Luxemburgensia

Anonymous fait des livres

d'Lëtzebuerger Land vom 29.08.2014

L’enveloppe était là, un matin dans la boîte aux lettres. Matelassée, elle laissa immédiatement deviner son contenu : un livre à couverture rigide. L’adresse du destinataire était tapuscrite, mais impossible de trouver un expéditeur. Juste une indication par le tampon : le colis avait été envoyé de Mersch la veille. Pour un journaliste, un courrier anonyme sent immédiatement le scoop, la conspiration, le scandale du siècle qu’un whistleblower engagé lui transmet pour que tout change et qui vaudra au moins un Pulitzer à son associé journaliste. Déchirer l’enveloppe, vite !, un peu d’excitation dans l’air. Une lettre manuscrite qui laisse transparaître la fougue de son auteur accompagne la publication entièrement noire, un peu plus grande qu’un A5 : « Transcendental Geology is a Gift », y lit-on. Et : « The gift is the antithesis of commercial culture and a form of resistance to the profit motive. It is a gratuitous act which paradoxically empowers the artist who is no longer forced to give but acquires the right to give. » Avant de terminer en revendiquant l’anonymat, là encore comme acte de résistance à l’individualité et comme expression de forces planétaires et universelles.

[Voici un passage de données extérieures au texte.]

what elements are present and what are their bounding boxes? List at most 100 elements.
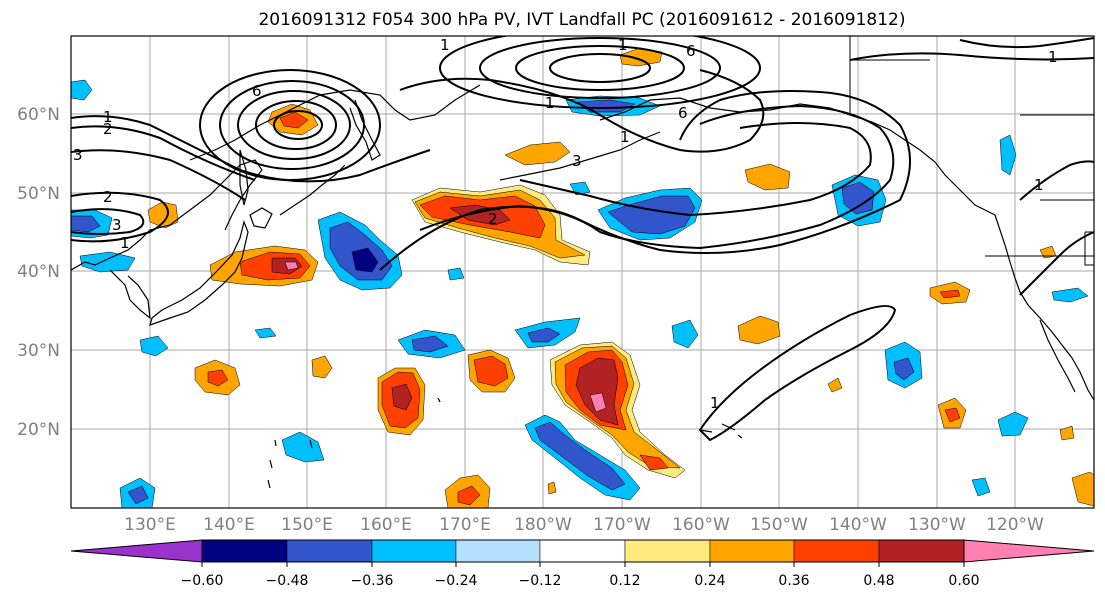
lon-label: 160°W	[672, 515, 730, 535]
contour-label: 1	[1048, 48, 1058, 66]
lon-label: 180°W	[514, 515, 572, 535]
colorbar-label: 0.48	[863, 573, 894, 589]
pv-contours	[71, 36, 1094, 442]
contour-label: 1	[440, 36, 450, 54]
positive-anomaly-patch	[744, 163, 791, 191]
lat-label: 60°N	[17, 105, 60, 125]
colorbar-label: 0.24	[694, 573, 725, 589]
negative-anomaly-patch	[127, 485, 149, 505]
lat-label: 40°N	[17, 262, 60, 282]
pv-contour	[515, 45, 685, 91]
positive-anomaly-patch	[473, 355, 509, 387]
hawaii-islands	[699, 423, 743, 439]
positive-anomaly-patch	[737, 315, 781, 345]
lon-label: 160°E	[360, 515, 412, 535]
pv-contour	[71, 208, 145, 235]
colorbar-label: −0.12	[519, 573, 562, 589]
positive-anomaly-patch	[279, 111, 309, 129]
colorbar-ticks	[201, 562, 965, 567]
negative-anomaly-patch	[534, 421, 626, 491]
pv-contour	[959, 37, 1094, 49]
lon-label: 150°W	[750, 515, 808, 535]
negative-anomaly-patch	[254, 327, 277, 339]
contour-label: 1	[620, 128, 630, 146]
positive-anomaly-patch	[827, 377, 843, 393]
lat-label: 20°N	[17, 420, 60, 440]
positive-anomaly-patch	[207, 369, 229, 387]
colorbar-segment	[371, 539, 457, 563]
positive-anomaly-patch	[284, 261, 299, 271]
canada-border	[849, 36, 1094, 266]
contour-label: 1	[103, 108, 113, 126]
colorbar-segment	[624, 539, 711, 563]
map-frame	[70, 35, 1095, 509]
pv-contour	[439, 36, 761, 109]
lat-label: 50°N	[17, 184, 60, 204]
negative-anomaly-patch	[999, 134, 1017, 176]
positive-anomaly-patch	[391, 383, 413, 411]
positive-anomaly-patch	[939, 289, 961, 299]
ivt-shading	[71, 47, 1094, 508]
colorbar-segment	[793, 539, 880, 563]
negative-anomaly-patch	[351, 247, 379, 273]
hokkaido-coastline	[249, 207, 273, 229]
colorbar: −0.60 −0.48 −0.36 −0.24 −0.12 0.12 0.24 …	[70, 539, 1095, 589]
lon-label: 170°W	[593, 515, 651, 535]
longitude-axis: 130°E 140°E 150°E 160°E 170°E 180°W 170°…	[124, 515, 1044, 535]
pv-contour	[273, 110, 323, 140]
contour-label: 2	[488, 210, 498, 228]
colorbar-segment	[878, 539, 965, 563]
negative-anomaly-patch	[71, 79, 93, 101]
contour-label: 3	[73, 146, 83, 164]
colorbar-label: −0.60	[181, 573, 224, 589]
positive-anomaly-patch	[457, 485, 481, 506]
pv-contour	[1019, 160, 1094, 201]
colorbar-label: 0.60	[948, 573, 979, 589]
latitude-axis: 60°N 50°N 40°N 30°N 20°N	[17, 105, 60, 440]
lon-label: 140°W	[829, 515, 887, 535]
contour-label: 1	[120, 234, 130, 252]
contour-label: 3	[112, 216, 122, 234]
contour-label: 1	[710, 394, 720, 412]
positive-anomaly-patch	[589, 392, 607, 413]
negative-anomaly-patch	[893, 357, 915, 381]
colorbar-segment	[286, 539, 373, 563]
colorbar-segment	[709, 539, 795, 563]
pv-contour	[698, 305, 897, 442]
lon-label: 130°E	[124, 515, 176, 535]
positive-anomaly-patch	[1059, 425, 1075, 441]
colorbar-segment	[539, 539, 626, 563]
negative-anomaly-patch	[139, 335, 169, 357]
positive-anomaly-patch	[944, 407, 961, 423]
colorbar-segment	[455, 539, 541, 563]
map-content: 1 2 3 1 2 3 1 6 6 2 1 1 6 3 1 1 1 1	[71, 36, 1094, 508]
contour-label: 1	[545, 94, 555, 112]
positive-anomaly-patch	[639, 454, 669, 471]
contour-label: 6	[678, 104, 688, 122]
aleutian-islands	[499, 131, 661, 181]
sakhalin-coastline	[239, 149, 249, 206]
contour-labels: 1 2 3 1 2 3 1 6 6 2 1 1 6 3 1 1 1 1	[73, 36, 1058, 412]
pv-contour	[849, 52, 1094, 61]
pv-contour	[549, 53, 651, 83]
korea-coastline	[109, 269, 151, 320]
pv-contour	[71, 191, 169, 243]
contour-label: 2	[103, 188, 113, 206]
pv-contour	[1019, 231, 1094, 296]
colorbar-segment	[201, 539, 288, 563]
positive-anomaly-patch	[311, 355, 333, 379]
pv-contour	[419, 104, 895, 250]
negative-anomaly-patch	[411, 335, 449, 353]
negative-anomaly-patch	[1051, 287, 1089, 303]
pv-contour	[71, 125, 256, 181]
colorbar-label: −0.24	[435, 573, 478, 589]
pv-contour	[519, 122, 872, 217]
lon-label: 140°E	[203, 515, 255, 535]
negative-anomaly-patch	[71, 215, 101, 233]
negative-anomaly-patch	[281, 431, 325, 463]
negative-anomaly-patch	[971, 477, 991, 497]
pacific-islands	[267, 397, 441, 489]
lon-label: 130°W	[908, 515, 966, 535]
pv-contour	[479, 37, 721, 99]
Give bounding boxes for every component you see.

Oulàlà, soit on est tombé sur un fan de Seven de David Fincher ou de la série culte True detective, soit il y a une secte sataniste à Mersch qu’on ne connaissait pas encore. Ouvrir le livre, chercher la marque éditoriale, le nom de l’imprimeur, de l’éditeur, du graphiste, des auteurs, des photographes, même des polices de caractères utilisées, le prix, un code barre, une mention légale – enfin, n’importe quelle indication qui laisserait transparaître un peu de l’identité de cet Anonymous local. Mais rien. Cela devient de plus en plus intrigant, Rust Cohle sort de ce corps !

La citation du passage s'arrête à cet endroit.